Vol. 1 No. 8












An Unsung Hero Finally
Gets Serenaded

Helen Bacon Honored for Standing Firm

By Edward Shanahan


It was an event than spanned several generations, and brought together diverse communities in a large sun-filled space on a Sunday afternoon that was bursting with spring's promise.

Sponsored by the Smith College Archives and American Studies Department, the American Civil Liberties Union of Massachusetts and the Meekins Library of Williamsburg, the gathering of more than 200 turned out to honor Helen Bacon of Williamsburg, a retired academic, probably unknown to many in this area.

Seated in a wheelchair in the first row of the assembly, Helen Bacon was there to receive the David Burres Award for Civil Liberties for her advocacy more than 40 years ago on behalf of two Smith faculty members who were fired by the trustees for their involvement in the celebrated Newton Arvin case. A distinguished literary figure, leftist and homosexual, Arvin helplessly stood by in 1960 as his apartment was raided by state police who seized what they deemed to be pornographic material.

In the wake of the raid, Arvin's world and those involved with him were all but ruined.

That story is now the subject of a new book, "The Scarlet Professor, Newton Arvin: A literary Life Shattered by Scandal" by Northampton author Barry Werth.

Those on hand this April afternoon were of an age perhaps not to personally remember Arvin and others in the case, although the basic outlines of the scandal have been handed on through the years by word of mouth. Most in the white-thatched audience almost certainly sympathized with Arvin's left politics and were outraged at his treatment by political and academic authorities.

My wife, Ann, relates that she took courses with both Arvin and Bacon, and Helen Smith, freelance editor and writer who I knew from my days at the Daily Hampshire Gazette, brought with her to the event three actual texts that she has used in classes she had with Bacon.

George Markham and Samuel Freedman, who were in the audience, understand well the long struggle by the ACLU to protect first amendment rights and why the Arvin case and Helen Bacon's role demand our attention, even at this late date.

Among those who spoke were Donald Robinson, acting director of the American Studies Department, and Christopher Loring, the college librarian, who emphasized the importance of maintaining library archives. "Archives collect for the future and establish the record for the future," he said, which make possible a book such as Werth's.

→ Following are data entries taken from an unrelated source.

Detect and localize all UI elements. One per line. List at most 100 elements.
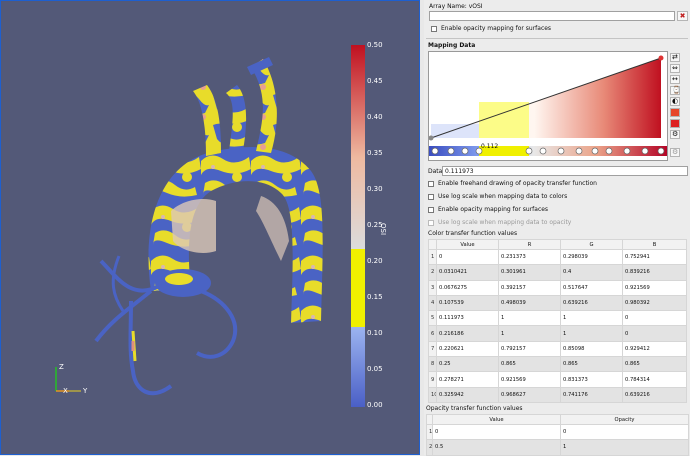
- save-preset-button[interactable]: [670, 119, 680, 128]
- rescale-to-data-button[interactable]: ⇔: [670, 64, 680, 73]
- table-row[interactable]: 5 0.111973 1 1 0: [428, 310, 687, 327]
- cell-r[interactable]: 0.498039: [498, 294, 561, 312]
- table-row[interactable]: 8 0.25 0.865 0.865 0.865: [428, 356, 687, 373]
- cell-g[interactable]: 0.831373: [560, 371, 623, 388]
- cell-b[interactable]: 0: [622, 325, 687, 342]
- cell-value[interactable]: 0: [432, 423, 561, 441]
- cell-b[interactable]: 0.752941: [622, 248, 687, 266]
- transfer-function-editor[interactable]: 0.112: [428, 51, 668, 161]
- invert-transfer-function-button[interactable]: ⇄: [670, 53, 680, 62]
- row-index[interactable]: 5: [428, 310, 437, 327]
- annotations-button[interactable]: ⚙: [670, 130, 680, 139]
- freehand-checkbox[interactable]: [428, 181, 434, 187]
- cell-value[interactable]: 0: [436, 248, 499, 266]
- cell-value[interactable]: 0.0310421: [436, 264, 499, 281]
- cell-b[interactable]: 0.865: [622, 356, 687, 373]
- scalar-bar-tick: 0.50: [367, 41, 383, 49]
- cell-value[interactable]: 0.325942: [436, 386, 499, 403]
- log-scale-colors-checkbox[interactable]: [428, 194, 434, 200]
- cell-value[interactable]: 0.0676275: [436, 279, 499, 296]
- opacity-transfer-table[interactable]: Value Opacity 1 0 0 2 0.5 1: [426, 414, 689, 456]
- rescale-temporal-button[interactable]: ⌚: [670, 86, 681, 95]
- row-index[interactable]: 1: [428, 248, 437, 266]
- table-row[interactable]: 9 0.278271 0.921569 0.831373 0.784314: [428, 371, 687, 388]
- cell-g[interactable]: 0.865: [560, 356, 623, 373]
- advanced-button[interactable]: ⚙: [670, 148, 680, 157]
- cell-r[interactable]: 1: [498, 325, 561, 342]
- cell-r[interactable]: 1: [498, 310, 561, 327]
- cell-g[interactable]: 0.741176: [560, 386, 623, 403]
- cell-r[interactable]: 0.231373: [498, 248, 561, 266]
- column-header-r[interactable]: R: [498, 239, 561, 250]
- cell-value[interactable]: 0.5: [432, 439, 561, 456]
- column-header-b[interactable]: B: [622, 239, 687, 250]
- cell-g[interactable]: 0.4: [560, 264, 623, 281]
- table-row[interactable]: 10 0.325942 0.968627 0.741176 0.639216: [428, 386, 687, 403]
- opacity-surfaces-checkbox[interactable]: [428, 207, 434, 213]
- row-index[interactable]: 4: [428, 294, 437, 312]
- row-index[interactable]: 3: [428, 279, 437, 296]
- table-row[interactable]: 1 0 0.231373 0.298039 0.752941: [428, 248, 687, 266]
- clear-button[interactable]: ✖: [677, 11, 688, 21]
- cell-g[interactable]: 0.298039: [560, 248, 623, 266]
- cell-b[interactable]: 0.921569: [622, 279, 687, 296]
- data-value-field[interactable]: 0.111973: [442, 166, 688, 176]
- cell-value[interactable]: 0.111973: [436, 310, 499, 327]
- color-function-bar[interactable]: [429, 144, 667, 158]
- search-input[interactable]: [429, 11, 675, 21]
- cell-g[interactable]: 1: [560, 310, 623, 327]
- column-header-opacity[interactable]: Opacity: [560, 414, 689, 425]
- row-index[interactable]: 10: [428, 386, 437, 403]
- cell-b[interactable]: 0.980392: [622, 294, 687, 312]
- scalar-bar-tick: 0.35: [367, 149, 383, 157]
- row-index[interactable]: 8: [428, 356, 437, 373]
- cell-b[interactable]: 0.839216: [622, 264, 687, 281]
- axis-z-label: Z: [59, 363, 64, 371]
- column-header-value[interactable]: Value: [436, 239, 499, 250]
- cell-value[interactable]: 0.220621: [436, 340, 499, 358]
- cell-r[interactable]: 0.921569: [498, 371, 561, 388]
- cell-b[interactable]: 0.639216: [622, 386, 687, 403]
- color-transfer-table[interactable]: Value R G B 1 0 0.231373 0.298039 0.7529…: [428, 239, 687, 403]
- table-row[interactable]: 1 0 0: [426, 423, 689, 441]
- cell-g[interactable]: 1: [560, 325, 623, 342]
- cell-value[interactable]: 0.25: [436, 356, 499, 373]
- table-row[interactable]: 3 0.0676275 0.392157 0.517647 0.921569: [428, 279, 687, 296]
- cell-b[interactable]: 0: [622, 310, 687, 327]
- table-row[interactable]: 6 0.216186 1 1 0: [428, 325, 687, 342]
- row-index[interactable]: 7: [428, 340, 437, 358]
- cell-b[interactable]: 0.929412: [622, 340, 687, 358]
- cell-g[interactable]: 0.517647: [560, 279, 623, 296]
- cell-value[interactable]: 0.107539: [436, 294, 499, 312]
- divider: [426, 38, 688, 39]
- cell-opacity[interactable]: 0: [560, 423, 689, 441]
- rescale-custom-button[interactable]: ↔: [670, 75, 680, 84]
- cell-r[interactable]: 0.392157: [498, 279, 561, 296]
- column-header-g[interactable]: G: [560, 239, 623, 250]
- cell-b[interactable]: 0.784314: [622, 371, 687, 388]
- cell-r[interactable]: 0.792157: [498, 340, 561, 358]
- column-header-value[interactable]: Value: [432, 414, 561, 425]
- render-view[interactable]: Z X Y 0.50 0.45 0.40 0.35 0.30 0.25 0.20…: [0, 0, 420, 455]
- row-index[interactable]: 6: [428, 325, 437, 342]
- freehand-label: Enable freehand drawing of opacity trans…: [438, 180, 597, 187]
- table-row[interactable]: 2 0.0310421 0.301961 0.4 0.839216: [428, 264, 687, 281]
- rescale-visible-button[interactable]: ◐: [670, 97, 680, 106]
- row-index[interactable]: 2: [428, 264, 437, 281]
- table-row[interactable]: 2 0.5 1: [426, 439, 689, 456]
- enable-opacity-surfaces-checkbox-top[interactable]: [431, 26, 437, 32]
- table-row[interactable]: 4 0.107539 0.498039 0.639216 0.980392: [428, 294, 687, 312]
- cell-r[interactable]: 0.865: [498, 356, 561, 373]
- cell-g[interactable]: 0.639216: [560, 294, 623, 312]
- cell-r[interactable]: 0.301961: [498, 264, 561, 281]
- orientation-axes: [55, 367, 81, 392]
- log-scale-opacity-checkbox[interactable]: [428, 220, 434, 226]
- table-row[interactable]: 7 0.220621 0.792157 0.85098 0.929412: [428, 340, 687, 358]
- cell-value[interactable]: 0.278271: [436, 371, 499, 388]
- cell-g[interactable]: 0.85098: [560, 340, 623, 358]
- row-index[interactable]: 9: [428, 371, 437, 388]
- choose-preset-button[interactable]: [670, 108, 680, 117]
- cell-value[interactable]: 0.216186: [436, 325, 499, 342]
- cell-r[interactable]: 0.968627: [498, 386, 561, 403]
- cell-opacity[interactable]: 1: [560, 439, 689, 456]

In her statement, Lisa Wenner, director of the Meekins Library, said: "Libraries are the physical embodiment of the First Amendment's free speech dictum, but without writers to create the books and civil liberties advocates defending the free flow of ideas, we would be out of business."

She recalled the controversy that swirled around the Meekins Library a few years back when a young person was allowed to check out a biography of Madonna. "Letters were written, opinions, pronounced, lines drawn," Wenner said. "Helen cut to the essence of the matter when she said very simply and seriously to me: 'You know books are dangerous things and that's why people are frightened.' "

Werth said that he could not have written the Arvin book without the support of Helen Bacon, who retired as professor of classics at Barnard College where she went after teaching at Smith for the previous eight years.

When he first decided to do a book on the Arvin case, Werth said, Mary McFeely, who then worked at the Smith library, said: "Talk to Helen Bacon." Later when Werth told Diane Garey of Florentine Films about his idea for the book, she said: "Terrific idea. Talk to Helen Bacon."

And so he did and, according to Werth, she paved the way for him to talk to Joel Dorius and Ned Spofford, the two faculty members involved with Arvin, who were subsequently cashiered by the Smith trustees and whose professional and personal lives were nearly destroyed. Their willingness to cooperate with him was crucial, Werth said.

"They said she had saved their lives, she refused to be intimidated and silenced" in trying "to save their jobs," Werth reported. He read testimonials to Bacon that both men had prepared and sent to Werth.

In today's environment, it does not seem particularly courageous to defend the rights of homosexuals, but 40 years ago homosexuality was a taboo subject, equated often with the evil of international communism, whose taint could also destroy a career.

Also speaking were two Boston lawyers whose partners in the early 1960s had come to the defense of Spofford and Dorius because of the civil liberties issues at stake.

Finally, making the presentation of the award was Bill Newman, head of the ACLU in Western Massachusetts, whose dogged mission to right civil liberties wrongs in this area continues unabated.

And it should be said finally that Newman's work owes much to the man whose name is on the award given to Helen Bacon. That, of course, would be David Burres, who died at a relatively young age in 1985, but whose legal work on behalf of the First Amendment was indefatigable and passionate.

We should not forget him either.

Meanwhile, for the fuller story and deeper understanding of the Arvin case and its manifold implications read the "The Scarlet Professor." This is a riveting book that will inform you in ways that will surprise you about your hometown.